Wilhelmina Margaret Geddes
When Wilhelmina Geddes died in 1955 The Times obituary described her as "the greatest stained glass artist of our time", a description which grows in significance when it is remembered that Harry Clarke and Evie Hone were contemporaries as well as compatriots. Born in Co. Leitrim but educated in Belfast at Methodist College, Geddes showed promise from an early age, winning prizes for her life drawings and for graphic designs at Belfast School of Art. Her talent was recognized almost at once, Sarah Cecilia Harrison dismissed her as "too modern" in 1906, but Hugh Lane admired her work as did Orpen when she attended his classes at the Dublin Metropolitan School. Although her graphic work is also important, it is as a stained glass artist that Geddes is cheifly known. Even then she is not always accorded the recognition she deserves. Her strong, uncompromisingly modern interpretations of biblical subjects meant that her religious work was sometimes controversial, as at Laleham in Middlesex where her three-light window was moved to the back of the church to avoid "disturbing the congregation". Yet Thomas MacGreevy considered herself and Jack B. Yeats to be the most "truly religious" of modern Irish artists.

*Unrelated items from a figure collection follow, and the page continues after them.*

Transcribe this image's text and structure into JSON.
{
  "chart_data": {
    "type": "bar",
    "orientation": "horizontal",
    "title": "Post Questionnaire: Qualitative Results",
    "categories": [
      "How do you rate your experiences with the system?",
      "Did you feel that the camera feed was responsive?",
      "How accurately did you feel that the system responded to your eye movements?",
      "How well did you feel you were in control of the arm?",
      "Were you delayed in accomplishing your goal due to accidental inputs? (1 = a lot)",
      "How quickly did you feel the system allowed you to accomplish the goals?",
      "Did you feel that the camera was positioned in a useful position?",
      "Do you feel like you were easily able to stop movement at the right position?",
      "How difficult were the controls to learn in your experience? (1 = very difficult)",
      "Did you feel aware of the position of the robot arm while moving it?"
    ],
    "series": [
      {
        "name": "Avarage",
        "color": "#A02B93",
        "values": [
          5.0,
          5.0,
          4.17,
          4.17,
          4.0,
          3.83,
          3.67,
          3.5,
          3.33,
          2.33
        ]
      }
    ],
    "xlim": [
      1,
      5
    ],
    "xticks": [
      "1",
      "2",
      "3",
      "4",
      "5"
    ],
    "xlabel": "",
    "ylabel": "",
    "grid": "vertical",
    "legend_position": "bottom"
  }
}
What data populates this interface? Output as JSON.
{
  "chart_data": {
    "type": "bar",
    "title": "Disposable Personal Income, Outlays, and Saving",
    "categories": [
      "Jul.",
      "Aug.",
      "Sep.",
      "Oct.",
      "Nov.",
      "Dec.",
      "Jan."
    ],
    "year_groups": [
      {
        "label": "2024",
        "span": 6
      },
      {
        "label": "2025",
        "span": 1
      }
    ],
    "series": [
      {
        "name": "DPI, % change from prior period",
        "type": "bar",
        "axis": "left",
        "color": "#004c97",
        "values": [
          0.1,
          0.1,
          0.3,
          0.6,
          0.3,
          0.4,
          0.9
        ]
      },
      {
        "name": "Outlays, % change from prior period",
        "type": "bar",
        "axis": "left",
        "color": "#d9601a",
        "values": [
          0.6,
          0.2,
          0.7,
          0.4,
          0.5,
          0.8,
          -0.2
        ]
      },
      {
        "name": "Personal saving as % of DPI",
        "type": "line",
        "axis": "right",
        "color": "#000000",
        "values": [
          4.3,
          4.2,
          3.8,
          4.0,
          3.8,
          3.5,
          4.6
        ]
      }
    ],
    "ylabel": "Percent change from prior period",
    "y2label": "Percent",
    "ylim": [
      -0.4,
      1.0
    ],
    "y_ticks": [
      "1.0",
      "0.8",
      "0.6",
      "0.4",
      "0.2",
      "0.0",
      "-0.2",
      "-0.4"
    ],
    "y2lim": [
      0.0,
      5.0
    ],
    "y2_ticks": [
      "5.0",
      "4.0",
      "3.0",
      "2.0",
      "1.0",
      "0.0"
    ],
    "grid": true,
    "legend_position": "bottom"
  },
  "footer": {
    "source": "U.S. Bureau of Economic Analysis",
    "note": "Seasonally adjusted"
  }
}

Cinderella dressing her Ugly Sister is a very early work by Geddes and the one which launched her on her career as a stained glass artist. not surprisingly, it caught the attention of Rosamund Praeger and Sarah Purser when exhibited in 1910 at the Arts and Crafts Society and led to her invitation to join An Tùr Gloine where she worked until 1925 when she moved to London. It is therefore of significance in the development of 20th century stained glass. the simplification of line and form anticipates stained glass as does the contrast in colour between the hard lemon yellow of the Ugly Sister's dress and the softer bottle green tones of Cinderella's skirt and the curtain. The heavily inked outlines suggest the lead lines of stained glass and Geddes' use of these is especially confident and sure, particularly around the arms and faces. Her interpretation of character is challenging and strong, Cinderella is not the shrinking, timid handmaid of earlier illustrations but a forceful personality, robust and resentful even though confined to the background. Geddes' Cinderella is in marked contrast to the heroines of Harry Clarke's windows and illustrations and clearly owes much to Geddes' Suffragette sympathies.